Mr. Lucas Hill makes up the rules as he goes. He should be replaced ASAP.

GH55

this seems to be a bit of Code Nazi going on. I agree with "Back to the Wall". Is breathing allowed?
It seems to run the same way with the building code.

explained by...

Back to the Wall: See Independence Twp v Skibowski, 136 Mich App 178, 184; 355 NW2d 903 (1984), app den (holding that a zoning ordinance written in terms of permitted uses necessarily implies the exclusion of any other non-listed uses). In other words, Mr. Hill is correct.

Back to the Wall

In Skibowski concrete processing was not a prescribed use in C-3. It was however a prescribed use in MH Heavy Industrial districts. Independence Township allowed concrete processing, just not in that C-3 district. Testimony that concrete processing was not compatible with other uses in C-3, and therefore relegated to MH was affirmed. That case does not apply here.

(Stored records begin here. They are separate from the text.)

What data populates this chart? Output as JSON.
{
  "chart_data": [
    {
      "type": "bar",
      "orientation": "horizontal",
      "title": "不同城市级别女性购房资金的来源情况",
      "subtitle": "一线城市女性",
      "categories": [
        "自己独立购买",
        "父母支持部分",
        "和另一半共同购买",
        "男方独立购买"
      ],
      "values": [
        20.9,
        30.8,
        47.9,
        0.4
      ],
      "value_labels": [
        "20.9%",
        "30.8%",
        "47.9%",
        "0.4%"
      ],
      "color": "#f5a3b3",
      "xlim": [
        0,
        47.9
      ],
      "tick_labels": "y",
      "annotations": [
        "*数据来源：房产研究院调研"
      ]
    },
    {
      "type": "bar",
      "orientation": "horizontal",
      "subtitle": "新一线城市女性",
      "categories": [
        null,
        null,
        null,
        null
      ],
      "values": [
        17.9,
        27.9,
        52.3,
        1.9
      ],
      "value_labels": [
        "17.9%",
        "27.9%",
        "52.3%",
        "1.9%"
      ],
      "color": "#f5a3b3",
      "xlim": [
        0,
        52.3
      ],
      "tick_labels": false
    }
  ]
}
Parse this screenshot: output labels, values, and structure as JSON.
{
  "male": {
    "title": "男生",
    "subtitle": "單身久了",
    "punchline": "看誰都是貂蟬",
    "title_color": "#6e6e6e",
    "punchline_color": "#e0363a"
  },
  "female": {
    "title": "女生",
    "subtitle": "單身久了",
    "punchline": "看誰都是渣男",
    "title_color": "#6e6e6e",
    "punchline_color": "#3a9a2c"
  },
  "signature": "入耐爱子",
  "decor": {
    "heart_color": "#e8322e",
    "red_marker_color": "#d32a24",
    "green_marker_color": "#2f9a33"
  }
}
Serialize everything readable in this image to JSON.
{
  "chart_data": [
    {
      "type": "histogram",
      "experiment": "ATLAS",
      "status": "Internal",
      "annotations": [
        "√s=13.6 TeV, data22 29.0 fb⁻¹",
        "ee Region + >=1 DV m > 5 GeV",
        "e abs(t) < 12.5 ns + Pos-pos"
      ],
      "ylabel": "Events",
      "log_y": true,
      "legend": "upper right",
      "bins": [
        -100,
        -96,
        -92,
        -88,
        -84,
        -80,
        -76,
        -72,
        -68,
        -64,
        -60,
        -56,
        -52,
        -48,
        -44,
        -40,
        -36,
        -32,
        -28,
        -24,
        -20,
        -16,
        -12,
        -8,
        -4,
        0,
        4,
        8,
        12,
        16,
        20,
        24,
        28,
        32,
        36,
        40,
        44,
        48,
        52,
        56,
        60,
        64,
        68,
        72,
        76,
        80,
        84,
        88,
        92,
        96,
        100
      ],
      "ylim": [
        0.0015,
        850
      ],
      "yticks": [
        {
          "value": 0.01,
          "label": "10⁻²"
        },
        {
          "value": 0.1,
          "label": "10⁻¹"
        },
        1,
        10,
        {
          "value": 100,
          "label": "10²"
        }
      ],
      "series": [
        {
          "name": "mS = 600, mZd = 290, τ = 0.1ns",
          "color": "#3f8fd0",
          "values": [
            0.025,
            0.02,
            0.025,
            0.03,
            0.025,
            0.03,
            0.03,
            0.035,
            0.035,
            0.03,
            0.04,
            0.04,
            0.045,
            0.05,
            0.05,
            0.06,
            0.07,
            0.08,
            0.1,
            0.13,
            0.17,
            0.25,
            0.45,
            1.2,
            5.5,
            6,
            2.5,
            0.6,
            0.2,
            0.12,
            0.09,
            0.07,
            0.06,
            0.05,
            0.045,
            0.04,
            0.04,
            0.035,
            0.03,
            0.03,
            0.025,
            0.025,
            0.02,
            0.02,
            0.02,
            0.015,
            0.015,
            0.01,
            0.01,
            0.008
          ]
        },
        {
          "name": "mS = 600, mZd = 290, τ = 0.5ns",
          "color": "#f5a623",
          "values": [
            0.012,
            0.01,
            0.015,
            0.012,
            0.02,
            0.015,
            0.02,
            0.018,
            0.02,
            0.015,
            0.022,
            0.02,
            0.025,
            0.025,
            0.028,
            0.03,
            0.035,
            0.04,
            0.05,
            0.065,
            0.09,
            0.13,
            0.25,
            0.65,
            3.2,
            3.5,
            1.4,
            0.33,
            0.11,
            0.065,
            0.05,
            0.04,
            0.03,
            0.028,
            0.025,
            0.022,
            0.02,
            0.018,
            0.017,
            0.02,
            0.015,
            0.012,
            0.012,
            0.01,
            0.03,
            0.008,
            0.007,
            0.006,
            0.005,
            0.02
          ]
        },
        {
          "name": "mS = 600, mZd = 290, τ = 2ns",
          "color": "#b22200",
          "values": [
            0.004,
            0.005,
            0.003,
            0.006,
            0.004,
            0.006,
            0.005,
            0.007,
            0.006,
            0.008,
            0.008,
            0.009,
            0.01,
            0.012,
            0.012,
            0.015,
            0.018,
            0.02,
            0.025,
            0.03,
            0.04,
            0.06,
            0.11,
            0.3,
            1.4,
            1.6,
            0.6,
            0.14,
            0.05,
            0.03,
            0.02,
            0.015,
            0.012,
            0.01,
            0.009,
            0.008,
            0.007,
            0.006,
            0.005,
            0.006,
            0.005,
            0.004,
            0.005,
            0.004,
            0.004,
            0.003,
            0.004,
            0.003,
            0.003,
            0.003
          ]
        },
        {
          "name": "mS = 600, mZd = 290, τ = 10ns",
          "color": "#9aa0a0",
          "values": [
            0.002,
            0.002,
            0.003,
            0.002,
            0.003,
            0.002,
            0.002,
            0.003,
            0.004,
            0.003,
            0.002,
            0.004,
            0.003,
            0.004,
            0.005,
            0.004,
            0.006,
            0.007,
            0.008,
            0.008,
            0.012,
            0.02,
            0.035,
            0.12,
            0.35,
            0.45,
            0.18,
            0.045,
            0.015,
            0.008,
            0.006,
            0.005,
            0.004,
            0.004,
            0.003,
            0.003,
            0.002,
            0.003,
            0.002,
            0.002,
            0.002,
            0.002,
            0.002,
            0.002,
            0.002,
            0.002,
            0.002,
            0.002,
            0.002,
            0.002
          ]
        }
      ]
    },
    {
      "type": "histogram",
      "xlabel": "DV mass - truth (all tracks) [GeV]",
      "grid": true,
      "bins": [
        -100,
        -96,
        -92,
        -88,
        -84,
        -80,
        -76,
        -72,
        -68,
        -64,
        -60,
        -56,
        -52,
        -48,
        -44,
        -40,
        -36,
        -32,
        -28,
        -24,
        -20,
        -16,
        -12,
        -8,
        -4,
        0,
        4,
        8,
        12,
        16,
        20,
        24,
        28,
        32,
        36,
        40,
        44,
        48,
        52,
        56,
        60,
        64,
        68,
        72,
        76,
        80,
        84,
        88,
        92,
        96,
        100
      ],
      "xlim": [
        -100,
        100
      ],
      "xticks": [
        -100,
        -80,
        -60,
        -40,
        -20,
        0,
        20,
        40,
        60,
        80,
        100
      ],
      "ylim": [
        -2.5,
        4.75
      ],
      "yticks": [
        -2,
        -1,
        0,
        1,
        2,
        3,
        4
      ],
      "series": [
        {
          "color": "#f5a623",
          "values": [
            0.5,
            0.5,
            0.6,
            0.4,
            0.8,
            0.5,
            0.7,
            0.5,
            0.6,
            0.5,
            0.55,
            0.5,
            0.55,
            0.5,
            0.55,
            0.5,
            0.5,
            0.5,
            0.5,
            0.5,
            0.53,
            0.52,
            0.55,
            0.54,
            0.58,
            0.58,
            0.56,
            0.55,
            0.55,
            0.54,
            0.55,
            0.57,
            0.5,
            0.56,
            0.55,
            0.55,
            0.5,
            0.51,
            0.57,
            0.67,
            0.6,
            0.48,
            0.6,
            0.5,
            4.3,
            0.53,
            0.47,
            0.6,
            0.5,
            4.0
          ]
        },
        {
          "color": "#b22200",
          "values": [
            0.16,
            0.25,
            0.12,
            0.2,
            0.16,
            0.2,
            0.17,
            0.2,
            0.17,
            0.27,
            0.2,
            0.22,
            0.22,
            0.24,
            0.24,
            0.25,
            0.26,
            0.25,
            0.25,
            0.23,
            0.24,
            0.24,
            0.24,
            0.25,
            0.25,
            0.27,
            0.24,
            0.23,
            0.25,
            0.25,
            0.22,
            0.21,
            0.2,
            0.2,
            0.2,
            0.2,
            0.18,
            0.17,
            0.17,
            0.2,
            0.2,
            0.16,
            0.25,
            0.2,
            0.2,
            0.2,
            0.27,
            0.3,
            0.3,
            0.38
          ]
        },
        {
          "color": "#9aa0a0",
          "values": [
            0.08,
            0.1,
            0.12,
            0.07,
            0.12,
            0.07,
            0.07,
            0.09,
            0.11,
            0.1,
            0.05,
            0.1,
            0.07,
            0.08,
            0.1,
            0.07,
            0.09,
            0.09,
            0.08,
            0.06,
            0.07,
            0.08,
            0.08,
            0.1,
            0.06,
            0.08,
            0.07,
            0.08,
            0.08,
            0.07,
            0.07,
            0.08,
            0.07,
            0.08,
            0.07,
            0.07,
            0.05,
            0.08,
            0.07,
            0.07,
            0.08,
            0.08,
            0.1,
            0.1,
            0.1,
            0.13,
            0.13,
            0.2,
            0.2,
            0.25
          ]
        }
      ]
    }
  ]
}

The idea of permissive zoning, or prescribed zoning, would require that all legal uses be allowed SOMEWHERE in the township. I may not be able to cite the case, but it was in the eighties, Ferndale perhaps(?), and dealt with adult entertainment being allowed, but regulated to only a few industrial areas by stating it had to be X feet from a residence or school, in an industrial district, etc. Adult uses could not (at that time) be prohibited, but could be zoned into corners that would force the business elsewhere.
.

Are there zoning districts in Spring Lake Township the expressly allow beekeeping? Agricultural districts, perhaps? If so, then the idea of prescriptive zoning can be upheld in this instance. That is a far cry from
“If it's not listed as permitted (in the zoning ordinance), it's basically prohibited"
and Mr. Lukas hill is speaking wrongly.

Vladtheimp

If Hank Nash is responsible for BE, I want to know how many other BE's he is harboring before I venture an opinion on the zoning issue.

Tri-cities realist

Vlad, usually I can understand your creative use of language, however this one escapes me. Could you BE so kind and elaborate for me?

LessThanAmused

I believe he's attempting to harrass the person who posts here frequently that uses the handle "BE". A pretty big stretch to attach her handle to an article on Bees, but maybe he's under the influence of some prescription medication or other mind altering substances, or maybe he's just trying to be BE. I could BE wrong too I suppose :-)

Wingmaster

As usual Vlad, you having them thinking over your words. Carry on.